— Совесть у тебя есть? — риторически спрашиваю я, завалившись под теплый Дусин бок.
— Вот только совести мне и не хватало — говорит Евдокия и кладет голову на подушку. — Спи, давай.
И мы засыпаем, так и не дождавшись утра. За окном все еще темно и, кажется, ночь не намерена уходить. Совсем.
*****
Утро все же пришло, но не одно — вместе с ним пришел дождь. Причем, не просто дождь, а Отвратительный Дождь. Такие непременно бывают в ноябре — серые, нудные, хладнокровные, безнадежные.
В связи с этим обстоятельством, наш маленький домик набит под завязку — своими и чужими, что сделало его похожим на сказочный теремок. Обычно, при хорошей погоде, вся живность рассеивается по территории участка (весьма немаленькому), и незаметно, как нас много.
Но под дождем никто гулять не хочет. Даже знакомая Дусина лягушка забилась под деревянную крышку колодца, и сидит там суровая, как маленький Будда.
Что уж говорить о кошках. Те побросали все дела и потянулись в дом. Евдокия всё никак не могла закончить беседу с приятельницей у ворот — пришлось пригрозить, что закрою дверь, не дождавшись балаболки.
Последними успели протиснуться: изгнанный мною вчера паук, вымокший насквозь кузнечик, и две козявки без имени и фамилии, однако же пищащие «погодите, свои, свои».
И вот мы сидим, смотрим в окошко, как уныло мокнет на веревке не успевшая сбежать футболка, удерживаемая цепкими пальцами прищепок, как течет с крыши вода в большое корыто, что стоит на углу дома, как издалека, из соседского огорода, светятся желтыми фонариками позабытые всеми тыквы.
И, конечно же, все хотят есть. В такую погоду жизнь сосредоточивается вокруг холодильника, далеко от него стараются не отходить, чтобы не бегать зря туда-сюда. Дуся откушала тарелку каши, две сосиски, оладушку, куриную лапку, отполировала все это молоком и поинтересовалась, как скоро будет обед. Кошки напились молока, закусили сметаной и выстлали собой кухонные подоконники. С тем же вопросом в глазах, что и у Дуси.

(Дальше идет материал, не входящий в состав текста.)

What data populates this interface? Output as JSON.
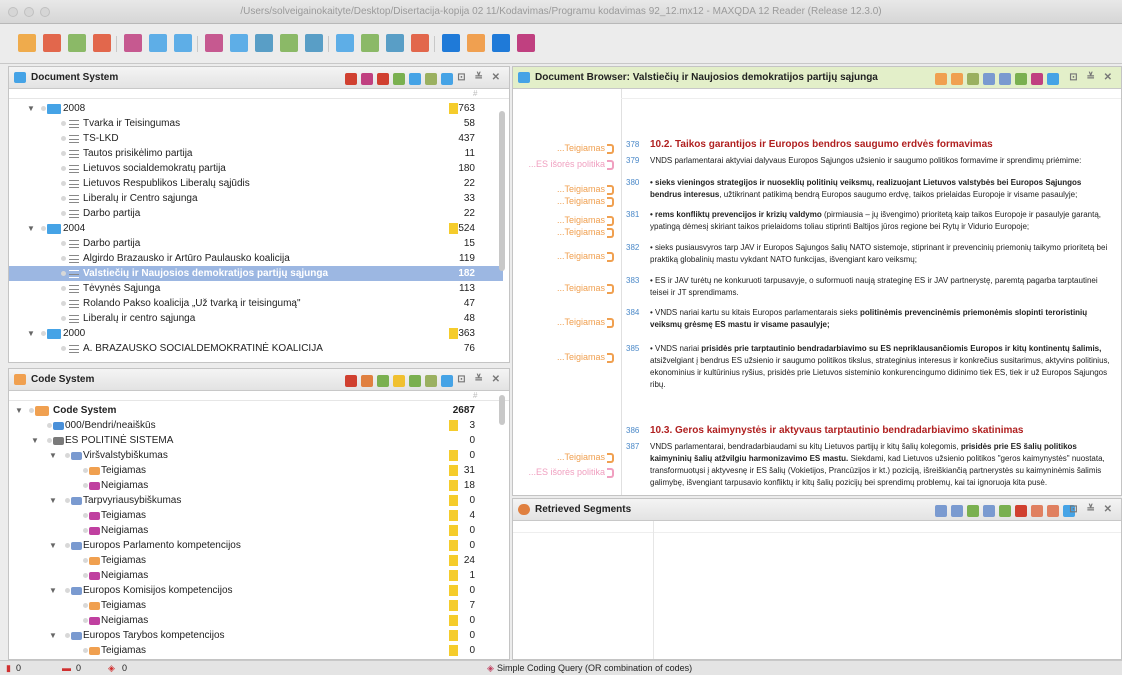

Паук с кузнечиком ни на что не претендуют — и на том спасибо. Козявки ушли в кладовую — на обзорную экскурсию, как они сказали. Интеллигентки, похоже.
А дождь все стучит по окнам, и, чтобы не свалиться в депрессию, я затеяла тыквенный пирог. В награду тем, кто читает эти строчки, я расскажу, как это делается.

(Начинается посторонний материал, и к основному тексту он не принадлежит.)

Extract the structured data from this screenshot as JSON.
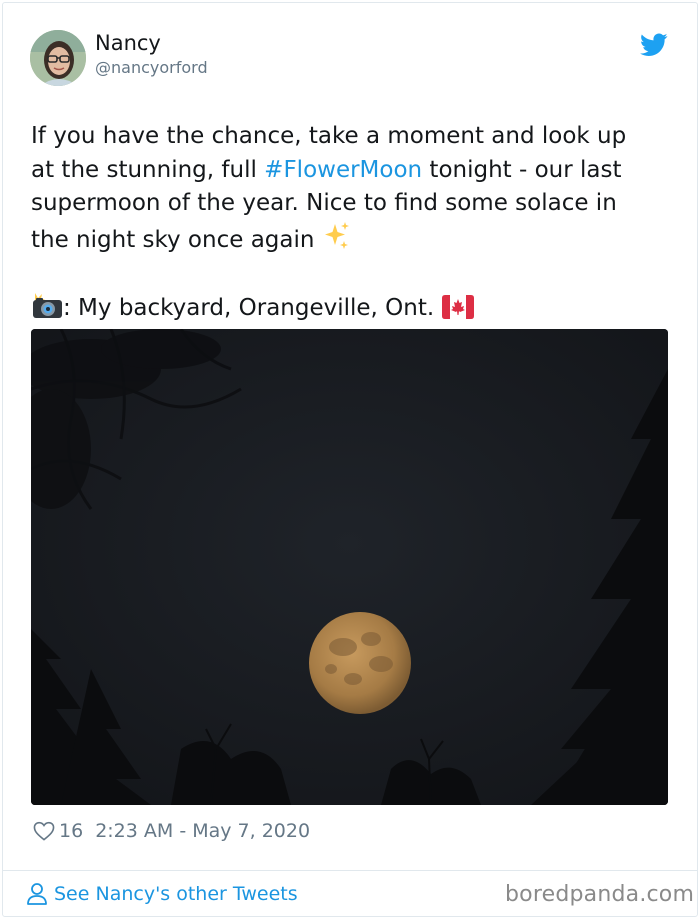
{
  "user": {
    "name": "Nancy",
    "handle": "@nancyorford"
  },
  "tweet": {
    "line1": "If you have the chance, take a moment and look up",
    "line2_start": "at the stunning, full ",
    "hashtag": "#FlowerMoon",
    "line2_end": " tonight - our last",
    "line3": "supermoon of the year. Nice to find some solace in",
    "line4": "the night sky once again",
    "line5_text": ": My backyard, Orangeville, Ont."
  },
  "meta": {
    "likes": "16",
    "timestamp": "2:23 AM - May 7, 2020"
  },
  "footer": {
    "see_more": "See Nancy's other Tweets",
    "watermark": "boredpanda.com"
  },
  "icons": {
    "like": "heart-icon",
    "profile": "person-icon",
    "brand": "twitter-bird-icon",
    "sparkles": "sparkles-emoji",
    "camera": "camera-flash-emoji",
    "flag": "canada-flag-emoji"
  },
  "colors": {
    "link": "#1b95e0",
    "secondary_text": "#657786",
    "text": "#14171a",
    "border": "#e1e8ed"
  }
}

Натираем тыкву на средней терке (не той, что трет такими небольшими лепестками, и не той, что истирает продукт в кашу, а той, после которой получаются тоненькие нежные полосочки). Добавляем соль, сахар, яйцо, пару ложек творога, муку, разрыхлитель. Все перемешиваем, должно получиться тесто, как для оладьев, даже немного гуще. Смазываем маслом мультиварку (или другую имеющуюся у вас емкость), слегка посыпаем бока и дно сахарным песком (он в процессе выпечки карамелизируется и пирог будет иметь сладкую хрустящую корочку), выкладываем тесто, нажимаем кнопку «выпечка» и выставляем время на час.
Этот рецепт проверен временем. И мной. Пирог получается пышным, нежным, янтарного цвета и пахнет цветами.

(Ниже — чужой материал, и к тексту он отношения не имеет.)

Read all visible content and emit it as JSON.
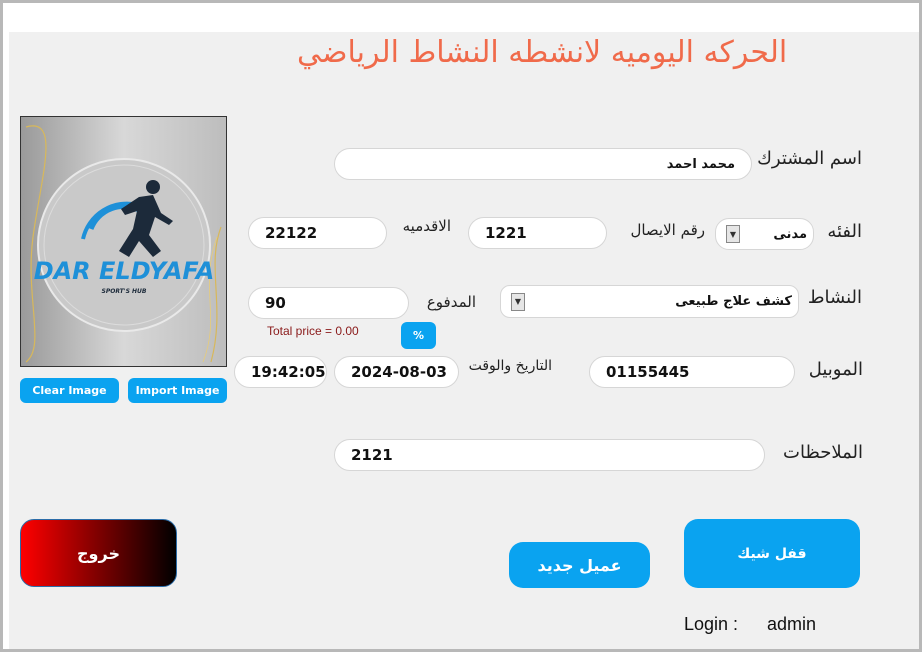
{
  "header": {
    "title": "الحركه اليوميه لانشطه النشاط الرياضي"
  },
  "form": {
    "subscriber": {
      "label": "اسم المشترك",
      "value": "محمد احمد"
    },
    "category": {
      "label": "الفئه",
      "selected": "مدنى"
    },
    "receipt": {
      "label": "رقم الايصال",
      "value": "1221"
    },
    "seniority": {
      "label": "الاقدميه",
      "value": "22122"
    },
    "activity": {
      "label": "النشاط",
      "selected": "كشف علاج طبيعى"
    },
    "paid": {
      "label": "المدفوع",
      "value": "90"
    },
    "total_price": "Total price = 0.00",
    "percent_button": "%",
    "mobile": {
      "label": "الموبيل",
      "value": "01155445"
    },
    "datetime": {
      "label": "التاريخ والوقت",
      "date": "2024-08-03",
      "time": "19:42:05"
    },
    "notes": {
      "label": "الملاحظات",
      "value": "2121"
    }
  },
  "image_panel": {
    "logo_text": "DAR ELDYAFA",
    "logo_subtext": "SPORT'S HUB",
    "clear_label": "Clear Image",
    "import_label": "Import Image"
  },
  "actions": {
    "exit_label": "خروج",
    "new_client_label": "عميل جديد",
    "lock_check_label": "قفل شيك"
  },
  "status": {
    "login_label": "Login :",
    "login_user": "admin"
  },
  "colors": {
    "accent": "#0aa3f0",
    "title": "#f06a4a",
    "exit_start": "#ff0000",
    "exit_end": "#000000"
  }
}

PS любителям ванили не советую ее класть, чтобы не забить аромат тыквы.
PPS понадобится большая чашка натертой тыквы.
*****
Дождь — это время, когда можно вдумчиво вытереть пыль со шкафа, или разложить из коробок вещи, уложенные туда осенью (ощущение — как давно это было). Я решила начать с книг, призвав на помощь добровольцев. Они пришли, в количестве одной Дуси. Кошки рассматривают сны, сказали не будить до обеда.
Евдокия, как утка яблоками, нафарширована вопросами. Они щекочут ее изнутри, копятся, толпятся и просятся наружу. От чего у Дуси хронически удивленное лицо, и округло-приподнятые брови, похожие на два вопросительных знака.
В нашем доме за решение всех вопросов отвечаю я. Вот и сейчас ко мне обращены Дусины глаза.
— Как ты считаешь — спрашивает Евдокия — я — живая?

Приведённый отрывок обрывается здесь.